After a five-year hiatus, tribal elders in Ghallanai, the headquarters of Mohmand Agency, decided to revive a jirga system in the area against anti-state elements on Monday.
In an address to tribal elders, Mohmand Rifles Commandant Colonel Mushtaq Hussain said that the role of jirgas had been minimised after the insurgency in 2007.
The commandant explained that members of the jirga would resolve
disputes between tribesmen in the agency, and also convey messages and demands of the tribesmen to the political administration in the area.
Colonel Hussain urged the tribal elders to refrain from paying extortion money to militants, adding that Frontier Corps (FC) personnel in the agency had blocked off all entry and exit routes -- a step that would make it difficult for militants to carry out their activities.

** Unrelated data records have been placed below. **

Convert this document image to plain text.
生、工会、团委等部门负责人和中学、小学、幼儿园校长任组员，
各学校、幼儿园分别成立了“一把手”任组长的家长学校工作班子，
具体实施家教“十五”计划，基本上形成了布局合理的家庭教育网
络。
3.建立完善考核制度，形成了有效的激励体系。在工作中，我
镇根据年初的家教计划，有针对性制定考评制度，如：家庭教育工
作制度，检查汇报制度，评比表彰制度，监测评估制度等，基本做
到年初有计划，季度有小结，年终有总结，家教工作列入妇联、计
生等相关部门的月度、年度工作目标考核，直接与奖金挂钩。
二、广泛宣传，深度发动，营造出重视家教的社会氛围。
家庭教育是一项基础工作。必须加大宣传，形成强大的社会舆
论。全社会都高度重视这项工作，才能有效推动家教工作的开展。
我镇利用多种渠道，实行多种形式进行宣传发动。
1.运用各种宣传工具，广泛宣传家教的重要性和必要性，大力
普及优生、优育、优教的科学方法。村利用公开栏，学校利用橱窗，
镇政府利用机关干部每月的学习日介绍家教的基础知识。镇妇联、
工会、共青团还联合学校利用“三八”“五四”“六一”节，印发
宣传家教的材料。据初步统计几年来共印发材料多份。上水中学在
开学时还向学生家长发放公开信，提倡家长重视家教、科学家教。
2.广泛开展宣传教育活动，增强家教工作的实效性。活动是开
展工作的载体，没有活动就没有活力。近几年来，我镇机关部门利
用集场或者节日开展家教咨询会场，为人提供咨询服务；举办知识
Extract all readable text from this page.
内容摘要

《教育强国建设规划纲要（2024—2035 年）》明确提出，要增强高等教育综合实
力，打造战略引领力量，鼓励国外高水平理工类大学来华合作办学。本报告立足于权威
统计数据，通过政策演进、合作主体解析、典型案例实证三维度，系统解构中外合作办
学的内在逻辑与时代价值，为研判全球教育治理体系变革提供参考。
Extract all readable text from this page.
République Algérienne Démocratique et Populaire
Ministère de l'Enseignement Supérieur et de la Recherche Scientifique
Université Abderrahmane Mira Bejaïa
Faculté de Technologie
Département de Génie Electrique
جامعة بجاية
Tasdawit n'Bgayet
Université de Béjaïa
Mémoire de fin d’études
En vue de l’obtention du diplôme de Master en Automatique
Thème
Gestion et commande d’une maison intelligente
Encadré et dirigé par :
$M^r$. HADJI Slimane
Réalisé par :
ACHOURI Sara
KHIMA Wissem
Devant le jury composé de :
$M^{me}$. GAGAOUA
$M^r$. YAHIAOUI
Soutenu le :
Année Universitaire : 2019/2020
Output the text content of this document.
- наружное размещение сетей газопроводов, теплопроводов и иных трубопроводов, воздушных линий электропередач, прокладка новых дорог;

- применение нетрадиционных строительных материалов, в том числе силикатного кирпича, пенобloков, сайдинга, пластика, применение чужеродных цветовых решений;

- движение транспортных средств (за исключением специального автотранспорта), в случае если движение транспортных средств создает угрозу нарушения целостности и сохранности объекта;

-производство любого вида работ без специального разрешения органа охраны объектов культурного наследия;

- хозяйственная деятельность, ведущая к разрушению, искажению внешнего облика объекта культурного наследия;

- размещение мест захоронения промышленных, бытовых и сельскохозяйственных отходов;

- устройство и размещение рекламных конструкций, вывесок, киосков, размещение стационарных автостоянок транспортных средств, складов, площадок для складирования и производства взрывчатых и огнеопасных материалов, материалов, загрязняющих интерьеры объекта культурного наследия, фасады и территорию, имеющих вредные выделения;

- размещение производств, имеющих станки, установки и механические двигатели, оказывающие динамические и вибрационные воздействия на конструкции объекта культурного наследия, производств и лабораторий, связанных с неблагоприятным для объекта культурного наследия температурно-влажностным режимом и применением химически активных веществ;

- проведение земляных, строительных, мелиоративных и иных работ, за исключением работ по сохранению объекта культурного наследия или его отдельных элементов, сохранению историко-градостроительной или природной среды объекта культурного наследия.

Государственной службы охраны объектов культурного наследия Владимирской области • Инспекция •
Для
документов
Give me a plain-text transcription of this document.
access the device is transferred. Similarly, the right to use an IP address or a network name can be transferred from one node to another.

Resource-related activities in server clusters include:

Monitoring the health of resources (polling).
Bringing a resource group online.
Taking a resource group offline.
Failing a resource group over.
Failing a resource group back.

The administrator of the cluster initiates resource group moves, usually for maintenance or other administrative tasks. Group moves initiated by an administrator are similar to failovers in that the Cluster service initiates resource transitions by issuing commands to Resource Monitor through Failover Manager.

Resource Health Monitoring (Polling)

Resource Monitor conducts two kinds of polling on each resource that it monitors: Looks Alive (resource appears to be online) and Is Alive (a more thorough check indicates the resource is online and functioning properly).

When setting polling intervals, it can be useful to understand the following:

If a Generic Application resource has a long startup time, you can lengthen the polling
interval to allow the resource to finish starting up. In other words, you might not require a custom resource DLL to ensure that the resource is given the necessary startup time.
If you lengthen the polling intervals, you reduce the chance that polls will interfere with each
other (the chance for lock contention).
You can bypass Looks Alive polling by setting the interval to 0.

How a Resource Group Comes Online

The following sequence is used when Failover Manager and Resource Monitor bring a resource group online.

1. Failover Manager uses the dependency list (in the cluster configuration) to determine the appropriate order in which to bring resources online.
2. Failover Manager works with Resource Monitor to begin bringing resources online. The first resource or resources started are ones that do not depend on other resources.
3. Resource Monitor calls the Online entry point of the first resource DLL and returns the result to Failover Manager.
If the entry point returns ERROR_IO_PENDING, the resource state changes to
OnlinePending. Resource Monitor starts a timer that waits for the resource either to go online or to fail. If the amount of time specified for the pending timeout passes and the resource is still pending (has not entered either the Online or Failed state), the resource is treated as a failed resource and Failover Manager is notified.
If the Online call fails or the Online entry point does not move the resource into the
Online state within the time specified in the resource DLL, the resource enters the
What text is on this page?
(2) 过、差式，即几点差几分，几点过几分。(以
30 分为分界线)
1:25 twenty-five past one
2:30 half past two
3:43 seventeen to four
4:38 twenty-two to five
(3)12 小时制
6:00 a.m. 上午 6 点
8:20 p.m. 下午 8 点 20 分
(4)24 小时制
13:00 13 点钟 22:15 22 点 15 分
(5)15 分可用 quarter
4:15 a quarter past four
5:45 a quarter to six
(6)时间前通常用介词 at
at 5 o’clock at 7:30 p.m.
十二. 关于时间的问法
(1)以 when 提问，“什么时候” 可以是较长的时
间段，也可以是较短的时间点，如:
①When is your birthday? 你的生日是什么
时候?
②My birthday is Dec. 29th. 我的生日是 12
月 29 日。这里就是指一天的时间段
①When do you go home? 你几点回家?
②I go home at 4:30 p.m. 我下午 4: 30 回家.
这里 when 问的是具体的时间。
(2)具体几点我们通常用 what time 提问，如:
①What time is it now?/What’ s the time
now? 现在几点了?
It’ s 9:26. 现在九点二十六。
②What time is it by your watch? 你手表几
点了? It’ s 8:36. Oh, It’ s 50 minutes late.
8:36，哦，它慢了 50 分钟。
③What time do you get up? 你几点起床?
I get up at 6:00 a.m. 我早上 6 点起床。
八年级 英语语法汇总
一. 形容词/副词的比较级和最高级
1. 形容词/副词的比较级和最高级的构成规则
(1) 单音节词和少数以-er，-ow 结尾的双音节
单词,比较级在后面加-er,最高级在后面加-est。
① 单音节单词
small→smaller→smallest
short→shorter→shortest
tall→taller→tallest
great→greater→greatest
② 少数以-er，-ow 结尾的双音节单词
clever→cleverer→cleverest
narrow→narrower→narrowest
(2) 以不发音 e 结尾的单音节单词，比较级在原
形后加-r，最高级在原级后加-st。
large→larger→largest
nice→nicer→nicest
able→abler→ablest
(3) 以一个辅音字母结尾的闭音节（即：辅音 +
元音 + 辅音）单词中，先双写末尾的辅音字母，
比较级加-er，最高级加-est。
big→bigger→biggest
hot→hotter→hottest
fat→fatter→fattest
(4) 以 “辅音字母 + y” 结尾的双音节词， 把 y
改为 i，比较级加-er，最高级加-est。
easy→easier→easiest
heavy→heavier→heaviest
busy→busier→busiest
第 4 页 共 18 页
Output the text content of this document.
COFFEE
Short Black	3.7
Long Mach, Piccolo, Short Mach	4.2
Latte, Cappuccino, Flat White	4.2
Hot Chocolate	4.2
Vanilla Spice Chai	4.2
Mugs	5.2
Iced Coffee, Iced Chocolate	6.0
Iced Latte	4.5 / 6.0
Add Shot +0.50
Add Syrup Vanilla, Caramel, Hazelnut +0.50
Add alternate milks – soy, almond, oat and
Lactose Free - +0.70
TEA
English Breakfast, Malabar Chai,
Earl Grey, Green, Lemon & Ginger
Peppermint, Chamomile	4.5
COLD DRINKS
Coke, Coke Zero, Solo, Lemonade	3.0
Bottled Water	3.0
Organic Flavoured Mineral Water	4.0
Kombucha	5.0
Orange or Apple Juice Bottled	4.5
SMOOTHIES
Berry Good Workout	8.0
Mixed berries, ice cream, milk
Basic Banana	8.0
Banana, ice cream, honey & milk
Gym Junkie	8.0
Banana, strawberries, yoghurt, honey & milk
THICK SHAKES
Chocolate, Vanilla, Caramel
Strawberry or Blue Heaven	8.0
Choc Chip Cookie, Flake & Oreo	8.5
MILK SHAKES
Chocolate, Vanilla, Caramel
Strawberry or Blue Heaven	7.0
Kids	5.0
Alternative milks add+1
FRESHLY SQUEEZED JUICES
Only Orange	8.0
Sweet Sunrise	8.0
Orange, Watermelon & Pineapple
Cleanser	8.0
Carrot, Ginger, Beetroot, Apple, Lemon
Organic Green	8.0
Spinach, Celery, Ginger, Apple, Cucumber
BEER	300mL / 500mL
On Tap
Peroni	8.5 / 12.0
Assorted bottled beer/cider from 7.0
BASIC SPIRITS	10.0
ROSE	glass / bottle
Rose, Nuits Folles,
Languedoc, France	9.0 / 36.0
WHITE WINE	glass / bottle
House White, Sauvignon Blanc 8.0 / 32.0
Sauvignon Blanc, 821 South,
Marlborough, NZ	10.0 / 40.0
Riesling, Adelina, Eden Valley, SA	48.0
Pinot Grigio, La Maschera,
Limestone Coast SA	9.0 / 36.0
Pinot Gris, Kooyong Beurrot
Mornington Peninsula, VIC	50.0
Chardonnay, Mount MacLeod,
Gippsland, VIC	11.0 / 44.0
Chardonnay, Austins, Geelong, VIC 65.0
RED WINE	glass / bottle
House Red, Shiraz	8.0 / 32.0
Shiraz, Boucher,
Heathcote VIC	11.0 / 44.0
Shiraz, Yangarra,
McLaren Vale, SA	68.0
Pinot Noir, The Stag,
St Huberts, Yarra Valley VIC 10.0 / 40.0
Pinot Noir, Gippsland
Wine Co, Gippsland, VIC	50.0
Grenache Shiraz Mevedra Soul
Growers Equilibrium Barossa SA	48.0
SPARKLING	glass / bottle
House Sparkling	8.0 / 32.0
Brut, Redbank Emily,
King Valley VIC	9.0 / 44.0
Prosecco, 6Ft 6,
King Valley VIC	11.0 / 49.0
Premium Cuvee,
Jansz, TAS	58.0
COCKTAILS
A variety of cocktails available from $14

The commandant also warned that certain people were working as double agents siding with the government during the day and helping militants at night. “We have to frame a strategy to curb terrorism and have to start a survey for the whole agency,” Colonel Mushtaq told the tribal elders. So far, he said, 129 FC personnel have died in the agency.
The commandant vowed that the security forces would raise the issue of cross-border militant incursions with Afghan officials, especially with regard to target killings and attacks.
During the gathering, Haleemzai tehsil peace militia chief and tribal elder Muhammad Ali opposed the Political Parties Act, and demanded that political administration officials fulfil their duties the way they expected peace militias and jirgas to fulfil theirs.
Tribal elder Malik Haji Saeed Mehmood Jan complained that the government was implementing policies and laws which contradict the jirga system and interfered in the tribal customs. He said this was the reason that a power vacuum, or gap, was filled by others, referring to militants.
Published in The Express Tribune, October 30th, 2012.